In early 2009, US business investment slumped as much as 25 per cent, according to Commerce Department figures, returning to growth of nearly 20 per cent by late 2011, subsequently faltering between 0 and 5 per cent in late 2014-2015, and declining 6.2% in 1Q16.
Private sector enterprises “are very cautious right now,” Chad Moutray of the National Association of Manufacturers said. “This (Brexit) is just one more headache that manufacturers have to deal with.”
During the past two quarters, US business spending on capital equipment declined, with 1Q16 slump being the most dramatic since 2009, another indication of a looming recession. Should the measure post further declines in 2Q16, which is quite likely, three straight quarters of contraction in business investment would be a certain sign of hard times for the economy ahead, as historically, in 80% cases two consecutive quarters of declines in business investment were followed by a recession.
"The 'leave' outcome has introduced substantial uncertainty that likely would dampen US growth by delaying and or reducing business investment and consumption expenditures," William Lee of New York-based Citigroup said.

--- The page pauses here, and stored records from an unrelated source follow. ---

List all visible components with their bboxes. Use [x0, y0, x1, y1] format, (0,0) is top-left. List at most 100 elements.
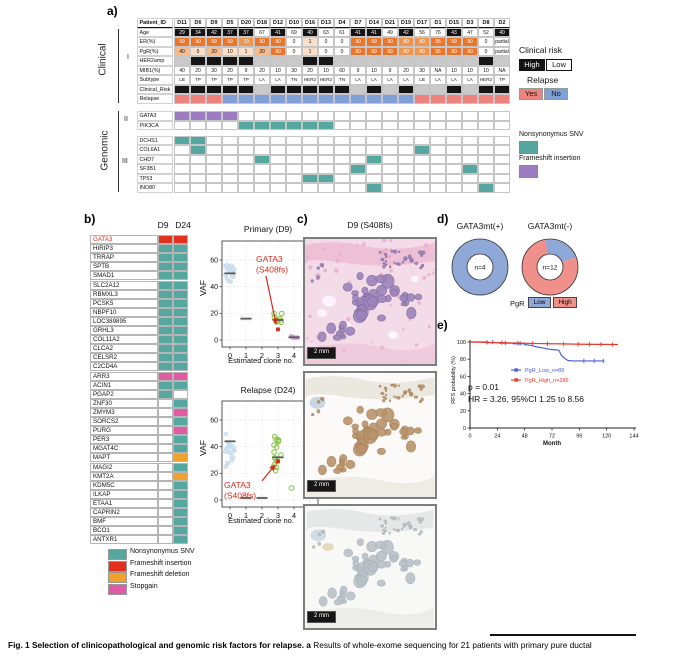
- svg-text:0: 0: [468, 434, 471, 440]
- subtype-cell: TP: [190, 75, 206, 85]
- d9-mutation-cell: [158, 398, 173, 408]
- gene-tp53-cell: [382, 173, 398, 183]
- gene-name-mgat4c: MGAT4C: [90, 444, 158, 454]
- gene-name-sorcs2: SORCS2: [90, 417, 158, 427]
- er-cell: 90: [270, 37, 286, 47]
- gene-pik3ca-cell: [206, 120, 222, 130]
- relapse-cell: [302, 94, 318, 104]
- d9-mutation-cell: [158, 417, 173, 427]
- gene-col6a1-cell: [382, 145, 398, 155]
- gene-sf3b1-cell: [366, 164, 382, 174]
- gene-dchs1-cell: [254, 135, 270, 145]
- patient-id: D15: [446, 18, 462, 28]
- row-label-age: Age: [137, 27, 173, 37]
- d24-mutation-cell: [173, 480, 188, 490]
- svg-text:20: 20: [210, 311, 218, 318]
- gene-chd7-cell: [462, 154, 478, 164]
- pgr-cell: 1: [302, 46, 318, 56]
- svg-text:2: 2: [260, 351, 264, 360]
- gene-sf3b1-cell: [222, 164, 238, 174]
- section-i-label: I: [127, 54, 129, 61]
- gene-mutation-list: GATA3 HIRIP3 TRRAP SPTB SMAD1 SLC2A12 RBMXL3 PC…: [0, 0, 300, 600]
- d9-mutation-cell: [158, 407, 173, 417]
- relapse-cell: [398, 94, 414, 104]
- er-cell: 0: [318, 37, 334, 47]
- d24-mutation-cell: [173, 444, 188, 454]
- gene-gata3-cell: [430, 111, 446, 121]
- gene-name-clca2: CLCA2: [90, 344, 158, 354]
- d24-mutation-cell: [173, 253, 188, 263]
- mib1-cell: 20: [190, 65, 206, 75]
- snv-legend-swatch: [519, 141, 538, 154]
- d24-mutation-cell: [173, 389, 188, 399]
- gene-chd7-cell: [238, 154, 254, 164]
- gene-col6a1-cell: [334, 145, 350, 155]
- patient-id: D4: [334, 18, 350, 28]
- relapse-cell: [446, 94, 462, 104]
- age-cell: 43: [446, 27, 462, 37]
- gene-chd7-cell: [174, 154, 190, 164]
- gene-ino80-cell: [238, 183, 254, 193]
- patient-id: D5: [222, 18, 238, 28]
- gene-col6a1-cell: [286, 145, 302, 155]
- gene-sf3b1-cell: [398, 164, 414, 174]
- relapse-cell: [286, 94, 302, 104]
- er-cell: partial: [494, 37, 510, 47]
- gene-chd7-cell: [254, 154, 270, 164]
- svg-text:80: 80: [460, 357, 466, 363]
- d24-mutation-cell: [173, 298, 188, 308]
- gene-chd7-cell: [286, 154, 302, 164]
- d24-mutation-cell: [173, 453, 188, 463]
- patient-id: D12: [270, 18, 286, 28]
- gene-ino80-cell: [174, 183, 190, 193]
- gene-ino80-cell: [286, 183, 302, 193]
- mib1-cell: 10: [366, 65, 382, 75]
- median-bar: [272, 456, 284, 459]
- mib1-cell: 20: [254, 65, 270, 75]
- d24-mutation-cell: [173, 280, 188, 290]
- gene-dchs1-cell: [414, 135, 430, 145]
- gene-gata3-cell: [366, 111, 382, 121]
- gene-chd7-cell: [190, 154, 206, 164]
- donut-neg-title: GATA3mt(-): [527, 221, 573, 231]
- d9-mutation-cell: [158, 380, 173, 390]
- gene-gata3-cell: [382, 111, 398, 121]
- age-cell: 61: [334, 27, 350, 37]
- d9-mutation-cell: [158, 462, 173, 472]
- gene-col6a1-cell: [350, 145, 366, 155]
- gene-col6a1-cell: [254, 145, 270, 155]
- caption-bold: Fig. 1 Selection of clinicopathological …: [8, 640, 311, 650]
- gene-tp53-cell: [286, 173, 302, 183]
- her2amp-cell: [190, 56, 206, 66]
- gene-chd7-cell: [222, 154, 238, 164]
- gene-col6a1-cell: [478, 145, 494, 155]
- d9-mutation-cell: [158, 471, 173, 481]
- clone-0-cluster: [222, 431, 237, 469]
- mib1-cell: 30: [414, 65, 430, 75]
- gene-pik3ca-cell: [446, 120, 462, 130]
- patient-id: D10: [286, 18, 302, 28]
- mib1-cell: 10: [462, 65, 478, 75]
- clinical-risk-cell: [382, 84, 398, 94]
- er-cell: 99: [174, 37, 190, 47]
- clinical-risk-cell: [174, 84, 190, 94]
- gene-name-magi2: MAGI2: [90, 462, 158, 472]
- her2amp-cell: [494, 56, 510, 66]
- mib1-cell: 30: [206, 65, 222, 75]
- gene-sf3b1-cell: [190, 164, 206, 174]
- relapse-cell: [478, 94, 494, 104]
- patient-id: D3: [462, 18, 478, 28]
- age-cell: 41: [350, 27, 366, 37]
- d24-mutation-cell: [173, 289, 188, 299]
- row-label-gene-col6a1: COL6A1: [137, 145, 173, 155]
- age-cell: 67: [254, 27, 270, 37]
- age-cell: 29: [174, 27, 190, 37]
- er-cell: 99: [446, 37, 462, 47]
- d9-mutation-cell: [158, 316, 173, 326]
- d24-mutation-cell: [173, 380, 188, 390]
- clinical-risk-cell: [446, 84, 462, 94]
- gene-tp53-cell: [494, 173, 510, 183]
- gene-pik3ca-cell: [302, 120, 318, 130]
- age-cell: 40: [302, 27, 318, 37]
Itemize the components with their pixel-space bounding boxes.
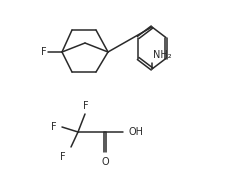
Text: F: F [41, 47, 47, 57]
Text: O: O [101, 157, 108, 167]
Text: OH: OH [128, 127, 143, 137]
Text: F: F [83, 101, 88, 111]
Text: NH₂: NH₂ [152, 50, 171, 60]
Text: F: F [60, 152, 66, 162]
Text: F: F [51, 122, 57, 132]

Aside from overseas risks, Brexit also has an impact of the domestic US situation, potentially impairing inflation outlook and consumer spending, resulting in an even slower broader economic growth. Last week, a report from the Commerce Department indicated non-defence capital goods spending excluding aircraft dropped in May for a second consecutive month, suggesting a further contraction in 2Q16 business investment. Investment in capital goods only posted gains in six out of past seventeen months.
"Remember too that Brexit is occurring while the U.S. economy is in the later stages of its current business cycle, meaning the U.S. is more susceptible to economic shocks," Steve Blitz of New York-based M Science said. "There is, happily, a lot less leverage in the system than there was in 2007, meaning no recession of equal magnitude is threatened.”
Brexit’s financial consequences are also likely to hinder the already weakening gains in the US labor market, further depressing spending and inflation. Weaker business and investment sentiment would also contribute to a deeper economic slowdown, with the overall economy already balancing on the edge of contraction. This could undermine the Democrats in the upcoming election, given the excessive US exposure to international shocks is taking a toll on the economic prospects at home after almost eight years of a Democrat administration in the White House.
“I think it is unlikely the U.S. consumer – which is driving this recovery – will be thrown off by Brexit in the short term,” Megan Greene of Toronto-based insurance and financial services company Manulife said. “If there is contagion to the rest of Europe, however, then a US recession becomes more likely.”
Whilst international risks are mounting, borrowing costs are bound to increase even without any policy moves from central banks, including the Fed. Although the Federal Reserve is poised to abstain from rate hikes, commercial banks are more inclined to tighten their underwriting standards further, becoming more reluctant to issue new loans, eventually pushing the Fed to a possible cut in base interest rates to as low as below-zero as a recession-aversion measure.